Sergey Senozhatsky April 17, 2023, 12:37 p.m. UTC | #2

Hi,

On (23/04/17 04:53), Yosry Ahmed wrote:
> > Introduce pool compaction mutex and permit only one compaction
> > context at a time.
> 
> I am not sure what's the best practice here, but if the only use of
> the mutex is a trylock, do we need a mutex here? It seems like a
> simple atomic would do the trick. Perhaps something like:
> 
> static atomic_t ongoing_compaction = ATOMIC_INIT(0);
> ...
> if (atomic_xchg(&ongoing_compaction, 1))
>     return;
> ....
> atomic_set(&ongoing_compaction, 0);

Looks good to me. Will switch to atomic_t in v2.

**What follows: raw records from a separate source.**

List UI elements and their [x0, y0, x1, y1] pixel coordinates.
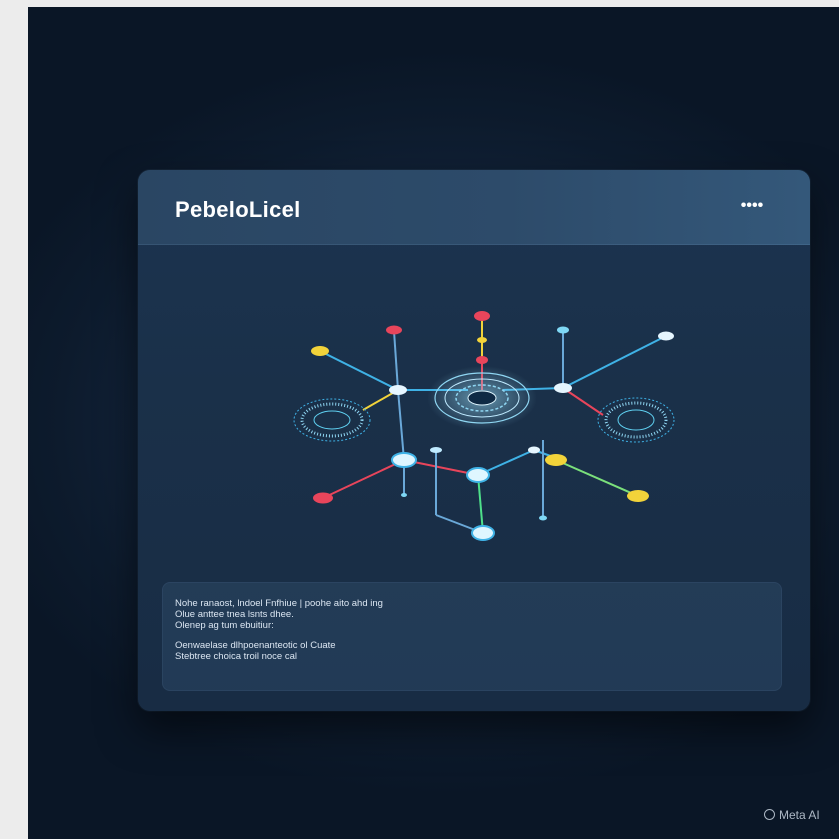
node-yellow: [477, 337, 487, 343]
node-red: [474, 311, 490, 321]
node-cyan: [557, 326, 569, 334]
node-red: [386, 325, 402, 335]
left-dial-icon: [293, 398, 371, 442]
meta-ring-icon: [764, 809, 775, 820]
network-graph-illustration: [293, 311, 675, 541]
more-dots-icon[interactable]: ••••: [740, 198, 764, 214]
node-white: [391, 452, 417, 468]
app-title: PebeloLicel: [175, 197, 301, 222]
info-line: Nohe ranaost, lndoel Fnfhiue | poohe ait…: [175, 598, 383, 609]
node-white: [430, 447, 442, 453]
node-white: [389, 385, 407, 395]
info-text: Nohe ranaost, lndoel Fnfhiue | poohe ait…: [175, 598, 735, 662]
node-red: [476, 356, 488, 364]
node-green: [471, 525, 495, 541]
info-panel: Nohe ranaost, lndoel Fnfhiue | poohe ait…: [162, 582, 782, 691]
node-red: [313, 492, 333, 504]
info-line: Olue anttee tnea lsnts dhee.: [175, 609, 294, 620]
node-white: [554, 383, 572, 393]
central-hub-icon: [427, 366, 537, 430]
top-margin: [0, 0, 839, 7]
info-line: Oenwaelase dlhpoenanteotic ol Cuate: [175, 640, 336, 651]
node-yellow: [627, 490, 649, 502]
left-margin: [0, 0, 28, 839]
meta-ai-watermark: Meta AI: [764, 808, 820, 822]
node-cyan: [539, 515, 547, 521]
app-window: PebeloLicel •••• Nohe ranaost, lndoel Fn…: [138, 170, 810, 711]
node-white: [658, 331, 674, 341]
node-yellow: [311, 346, 329, 356]
watermark-text: Meta AI: [779, 808, 820, 822]
right-dial-icon: [597, 397, 675, 443]
window-titlebar: PebeloLicel ••••: [138, 170, 810, 245]
info-line: Olenep ag tum ebuitiur:: [175, 620, 274, 631]
node-cyan: [401, 493, 407, 497]
info-line: Stebtree choica troil noce cal: [175, 651, 297, 662]
backdrop: PebeloLicel •••• Nohe ranaost, lndoel Fn…: [28, 7, 839, 839]
node-yellow: [545, 454, 567, 466]
node-white: [528, 446, 540, 454]
node-white: [466, 467, 490, 483]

diff --git a/mm/zsmalloc.c b/mm/zsmalloc.c
index cc81dfba05a0..0e036ec56c3c 100644
--- a/mm/zsmalloc.c
+++ b/mm/zsmalloc.c
@@ -264,6 +264,7 @@  struct zs_pool {
 	struct work_struct free_work;
 #endif
 	spinlock_t lock;
+	struct mutex compact_lock;
 };
 
 struct zspage {
@@ -2274,6 +2275,9 @@  unsigned long zs_compact(struct zs_pool *pool)
 	struct size_class *class;
 	unsigned long pages_freed = 0;
 
+	if (!mutex_trylock(&pool->compact_lock))
+		return 0;
+
 	for (i = ZS_SIZE_CLASSES - 1; i >= 0; i--) {
 		class = pool->size_class[i];
 		if (class->index != i)
@@ -2281,6 +2285,7 @@  unsigned long zs_compact(struct zs_pool *pool)
 		pages_freed += __zs_compact(pool, class);
 	}
 	atomic_long_add(pages_freed, &pool->stats.pages_compacted);
+	mutex_unlock(&pool->compact_lock);
 
 	return pages_freed;
 }
@@ -2388,6 +2393,7 @@  struct zs_pool *zs_create_pool(const char *name)
 
 	init_deferred_free(pool);
 	spin_lock_init(&pool->lock);
+	mutex_init(&pool->compact_lock);
 
 	pool->name = kstrdup(name, GFP_KERNEL);
 	if (!pool->name)